Help! Related Rates

[Bma]

Helium is blown into a spherical weather balloon that increases steadily in radius at the rate of 5 cm/s. Find the rate of increase of the volume of the balloon when the radius is 30 cm.

 

[MarkFL]

Hello, and welcome to FMH!

What is the volume \(V\) of a sphere, in terms of its radius \(r\)?

 

[Bma]

Hello, and welcome to FMH!

What is the volume \(V\) of a sphere, in terms of its radius \(r\)?

I don't know. It is not shown from the question.

 

[MarkFL]

I don't know. It is not shown from the question.

It's one you should probably commit to memory as you continue your study of calculus. It is:

[MATH]V=\frac{4}{3}\pi r^3[/MATH]
What do you get when you differentiate both sides with respect to time \(t\)?

 

[Bma]

It's one you should probably commit to memory as you continue your study of calculus. It is:

[MATH]V=\frac{4}{3}\pi r^3[/MATH]
What do you get when you differentiate both sides with respect to time \(t\)?

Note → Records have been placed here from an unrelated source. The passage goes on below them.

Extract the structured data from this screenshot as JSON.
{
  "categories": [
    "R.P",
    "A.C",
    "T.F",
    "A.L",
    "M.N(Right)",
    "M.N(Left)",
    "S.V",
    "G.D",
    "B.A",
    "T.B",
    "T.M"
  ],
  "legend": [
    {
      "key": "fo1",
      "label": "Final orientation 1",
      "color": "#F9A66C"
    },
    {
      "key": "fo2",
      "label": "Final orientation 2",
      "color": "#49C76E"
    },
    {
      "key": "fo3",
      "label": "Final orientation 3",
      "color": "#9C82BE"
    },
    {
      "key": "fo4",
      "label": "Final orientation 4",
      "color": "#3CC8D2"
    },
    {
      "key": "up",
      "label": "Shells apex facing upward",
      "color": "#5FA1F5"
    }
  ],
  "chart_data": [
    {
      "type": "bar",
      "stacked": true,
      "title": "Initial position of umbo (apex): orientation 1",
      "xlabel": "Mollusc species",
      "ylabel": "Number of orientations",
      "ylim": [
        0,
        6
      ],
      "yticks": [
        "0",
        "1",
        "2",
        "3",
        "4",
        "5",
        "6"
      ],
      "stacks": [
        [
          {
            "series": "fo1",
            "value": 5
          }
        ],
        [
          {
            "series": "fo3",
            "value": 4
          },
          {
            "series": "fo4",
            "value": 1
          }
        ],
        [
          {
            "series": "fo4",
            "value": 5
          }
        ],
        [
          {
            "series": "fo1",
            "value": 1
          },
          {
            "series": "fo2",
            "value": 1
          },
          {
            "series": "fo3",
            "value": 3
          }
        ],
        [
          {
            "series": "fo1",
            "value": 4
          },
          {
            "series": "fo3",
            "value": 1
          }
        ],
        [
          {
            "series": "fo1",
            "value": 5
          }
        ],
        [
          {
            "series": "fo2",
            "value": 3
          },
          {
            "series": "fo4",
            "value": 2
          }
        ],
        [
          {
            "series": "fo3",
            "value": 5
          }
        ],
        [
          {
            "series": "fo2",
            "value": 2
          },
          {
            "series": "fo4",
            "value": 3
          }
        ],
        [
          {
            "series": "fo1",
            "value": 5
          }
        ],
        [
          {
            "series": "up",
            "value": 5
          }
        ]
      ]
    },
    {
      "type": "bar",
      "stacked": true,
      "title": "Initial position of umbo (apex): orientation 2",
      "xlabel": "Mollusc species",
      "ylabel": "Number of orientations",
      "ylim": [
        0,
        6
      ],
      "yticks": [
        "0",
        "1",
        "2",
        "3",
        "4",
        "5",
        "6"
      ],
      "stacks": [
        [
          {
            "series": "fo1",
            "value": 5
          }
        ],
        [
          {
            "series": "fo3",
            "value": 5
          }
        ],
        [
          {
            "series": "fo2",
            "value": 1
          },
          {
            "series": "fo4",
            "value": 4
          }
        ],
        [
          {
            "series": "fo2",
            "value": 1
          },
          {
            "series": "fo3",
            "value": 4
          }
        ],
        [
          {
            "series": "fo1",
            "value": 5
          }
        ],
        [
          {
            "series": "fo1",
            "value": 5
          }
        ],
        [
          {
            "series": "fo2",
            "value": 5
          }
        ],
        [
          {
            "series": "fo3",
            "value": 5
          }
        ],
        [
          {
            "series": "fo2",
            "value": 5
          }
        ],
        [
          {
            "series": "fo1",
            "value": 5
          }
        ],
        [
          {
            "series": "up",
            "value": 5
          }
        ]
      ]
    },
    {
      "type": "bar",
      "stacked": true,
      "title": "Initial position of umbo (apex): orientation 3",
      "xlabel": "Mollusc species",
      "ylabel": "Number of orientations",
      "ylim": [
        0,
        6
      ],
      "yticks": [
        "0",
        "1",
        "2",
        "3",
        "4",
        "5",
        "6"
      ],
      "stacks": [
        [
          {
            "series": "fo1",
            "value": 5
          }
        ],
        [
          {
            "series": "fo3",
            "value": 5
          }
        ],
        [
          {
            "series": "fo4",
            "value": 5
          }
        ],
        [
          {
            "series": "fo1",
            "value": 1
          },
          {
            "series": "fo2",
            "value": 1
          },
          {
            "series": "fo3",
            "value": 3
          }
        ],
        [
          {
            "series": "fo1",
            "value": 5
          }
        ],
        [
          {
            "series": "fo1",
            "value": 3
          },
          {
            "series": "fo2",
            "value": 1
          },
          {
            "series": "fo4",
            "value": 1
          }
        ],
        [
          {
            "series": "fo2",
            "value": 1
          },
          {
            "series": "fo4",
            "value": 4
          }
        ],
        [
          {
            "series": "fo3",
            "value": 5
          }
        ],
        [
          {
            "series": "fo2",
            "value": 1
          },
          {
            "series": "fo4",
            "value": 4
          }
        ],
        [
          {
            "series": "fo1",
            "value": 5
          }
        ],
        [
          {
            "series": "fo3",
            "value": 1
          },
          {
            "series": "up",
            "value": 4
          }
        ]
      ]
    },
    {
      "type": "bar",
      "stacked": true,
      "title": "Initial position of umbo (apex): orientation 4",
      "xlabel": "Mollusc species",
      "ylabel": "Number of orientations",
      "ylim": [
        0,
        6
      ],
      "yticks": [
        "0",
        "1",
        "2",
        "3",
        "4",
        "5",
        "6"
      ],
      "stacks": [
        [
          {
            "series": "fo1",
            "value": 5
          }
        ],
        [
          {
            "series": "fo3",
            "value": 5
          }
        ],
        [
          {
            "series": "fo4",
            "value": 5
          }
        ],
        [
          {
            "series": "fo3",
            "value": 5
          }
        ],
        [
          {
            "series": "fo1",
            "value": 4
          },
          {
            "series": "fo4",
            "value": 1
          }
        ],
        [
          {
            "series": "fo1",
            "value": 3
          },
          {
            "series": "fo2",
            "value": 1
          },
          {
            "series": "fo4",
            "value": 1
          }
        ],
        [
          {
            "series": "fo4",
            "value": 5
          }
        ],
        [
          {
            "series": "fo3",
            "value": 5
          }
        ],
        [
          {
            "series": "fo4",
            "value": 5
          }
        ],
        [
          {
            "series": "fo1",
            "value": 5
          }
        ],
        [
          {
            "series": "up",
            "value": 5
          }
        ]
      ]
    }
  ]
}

I haven't done it yet because I don't know how to do it, that's why I'm asking for help here.

 

[MarkFL]

What I'm asking you to do is to complete:

[MATH]\frac{d}{dt}\left(V\right)=\frac{d}{dt}\left(\frac{4}{3}\pi r^3\right)[/MATH]
When we perform the indicated differentiations, we obtain:

[MATH]\d{V}{t}=4\pi r^2\d{r}{t}[/MATH]
Now, on the LHS we have the time rate of change of the volume (which is what we're being asked to find) and on the right we just need to plug in the given data:

[MATH]r=30\text{ cm}[/MATH]
[MATH]\d{r}{t}=5\frac{\text{cm}}{\text{s}}[/MATH]
So, putting those in, what do you conclude?

 

[Steven G]

I just want to point out something. Asking for help and asking for the answer are not the same thing. MarkFL tried his best to get something out of you but you did not try. At this point in calculus you should know how to compute a derivative.